Check out the pope’s insights into Jesus’ life as a boy and young man:
Full and fulfilling relationships with others
It must not be thought that Jesus was a withdrawn adolescent or a self-absorbed youth. His relationships were those of a young person who shared fully in the life of his family and his people. He learned his father’s trade and then replaced him as a carpenter.
A normal kid
He was just another young person of his town, who related normally to others. No one regarded him as unusual or set apart from others. For this very reason, once Jesus began to preach, people could not imagine where he got this wisdom: “Is this not Joseph’s son?” (Lk 4:22).
No helicopter parents here
In fact, “Jesus did not grow up in a narrow and stifling relationship with Mary and Joseph, but readily interacted with the wider family, the relatives of his parents and their friends”.[Amoris Laetitia] Hence we can understand why, when he returned from his pilgrimage to Jerusalem, his parents readily thought that, as a 12-year-old boy (cf.
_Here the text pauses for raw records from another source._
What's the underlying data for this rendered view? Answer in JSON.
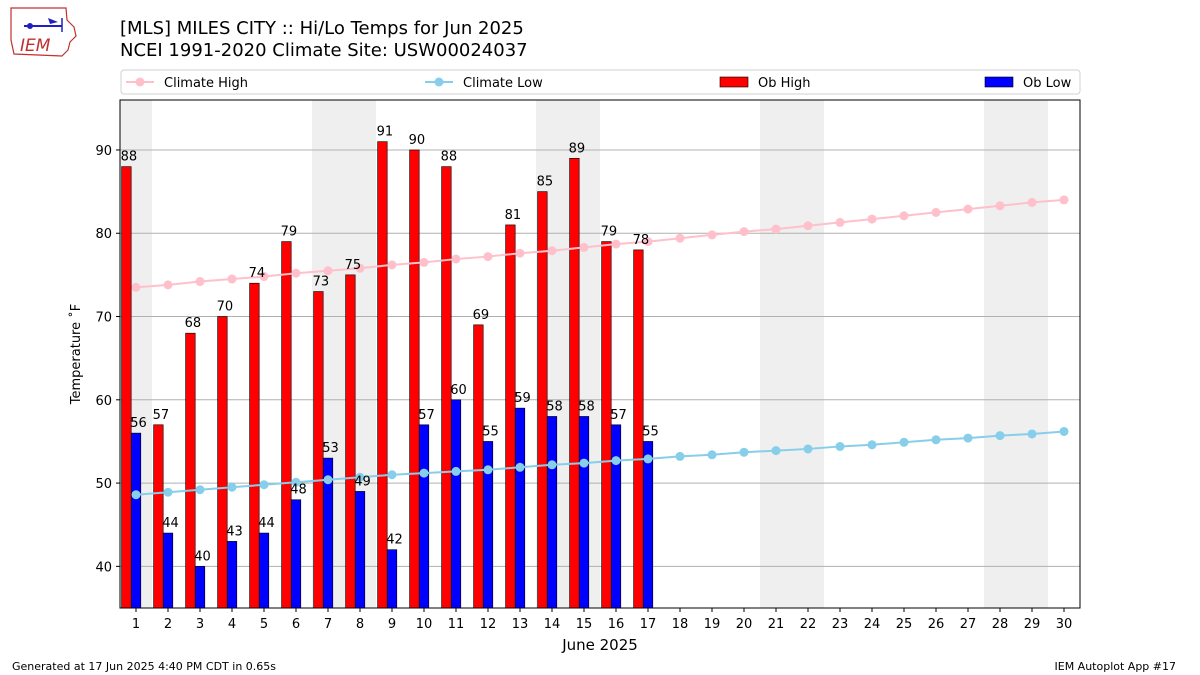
{
  "header": {
    "title_line1": "[MLS] MILES CITY :: Hi/Lo Temps for Jun 2025",
    "title_line2": "NCEI 1991-2020 Climate Site: USW00024037",
    "logo_text": "IEM"
  },
  "footer": {
    "generated": "Generated at 17 Jun 2025 4:40 PM CDT in 0.65s",
    "app": "IEM Autoplot App #17"
  },
  "chart_data": {
    "type": "bar",
    "xlabel": "June 2025",
    "ylabel": "Temperature ˚F",
    "ylim": [
      35,
      96
    ],
    "xlim": [
      0.5,
      30.5
    ],
    "yticks": [
      40,
      50,
      60,
      70,
      80,
      90
    ],
    "categories": [
      1,
      2,
      3,
      4,
      5,
      6,
      7,
      8,
      9,
      10,
      11,
      12,
      13,
      14,
      15,
      16,
      17,
      18,
      19,
      20,
      21,
      22,
      23,
      24,
      25,
      26,
      27,
      28,
      29,
      30
    ],
    "grid": "horizontal",
    "legend_placement": "top",
    "weekend_shading": [
      [
        1,
        1
      ],
      [
        7,
        8
      ],
      [
        14,
        15
      ],
      [
        21,
        22
      ],
      [
        28,
        29
      ]
    ],
    "series": [
      {
        "name": "Climate High",
        "type": "line",
        "color": "#ffc0cb",
        "x": [
          1,
          2,
          3,
          4,
          5,
          6,
          7,
          8,
          9,
          10,
          11,
          12,
          13,
          14,
          15,
          16,
          17,
          18,
          19,
          20,
          21,
          22,
          23,
          24,
          25,
          26,
          27,
          28,
          29,
          30
        ],
        "values": [
          73.5,
          73.8,
          74.2,
          74.5,
          74.8,
          75.2,
          75.5,
          75.8,
          76.2,
          76.5,
          76.9,
          77.2,
          77.6,
          77.9,
          78.3,
          78.7,
          79.0,
          79.4,
          79.8,
          80.2,
          80.5,
          80.9,
          81.3,
          81.7,
          82.1,
          82.5,
          82.9,
          83.3,
          83.7,
          84.0
        ]
      },
      {
        "name": "Climate Low",
        "type": "line",
        "color": "#87ceeb",
        "x": [
          1,
          2,
          3,
          4,
          5,
          6,
          7,
          8,
          9,
          10,
          11,
          12,
          13,
          14,
          15,
          16,
          17,
          18,
          19,
          20,
          21,
          22,
          23,
          24,
          25,
          26,
          27,
          28,
          29,
          30
        ],
        "values": [
          48.6,
          48.9,
          49.2,
          49.5,
          49.8,
          50.1,
          50.4,
          50.7,
          51.0,
          51.2,
          51.4,
          51.6,
          51.9,
          52.2,
          52.4,
          52.7,
          52.9,
          53.2,
          53.4,
          53.7,
          53.9,
          54.1,
          54.4,
          54.6,
          54.9,
          55.2,
          55.4,
          55.7,
          55.9,
          56.2
        ]
      },
      {
        "name": "Ob High",
        "type": "bar",
        "color": "#ff0000",
        "x": [
          1,
          2,
          3,
          4,
          5,
          6,
          7,
          8,
          9,
          10,
          11,
          12,
          13,
          14,
          15,
          16,
          17
        ],
        "values": [
          88,
          57,
          68,
          70,
          74,
          79,
          73,
          75,
          91,
          90,
          88,
          69,
          81,
          85,
          89,
          79,
          78
        ]
      },
      {
        "name": "Ob Low",
        "type": "bar",
        "color": "#0000ff",
        "x": [
          1,
          2,
          3,
          4,
          5,
          6,
          7,
          8,
          9,
          10,
          11,
          12,
          13,
          14,
          15,
          16,
          17
        ],
        "values": [
          56,
          44,
          40,
          43,
          44,
          48,
          53,
          49,
          42,
          57,
          60,
          55,
          59,
          58,
          58,
          57,
          55
        ]
      }
    ]
  }
}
Lk 2:42), he was wandering freely among the crowd, even though they did not see him for an entire day: “supposing him to be in the group of travellers, they went a day’s journey” (Lk 2:44).
Joking, listening, sharing … free
Surely, they assumed, Jesus was there, mingling with the others, joking with other young people, listening to the adults tell stories and sharing the joys and sorrows of the group. Indeed, the Greek word that Luke uses to describe the group – synodía – clearly evokes a larger “community on journey” of which the Holy Family is a part. Thanks to the trust of his parents, Jesus can move freely and learn to journey with others.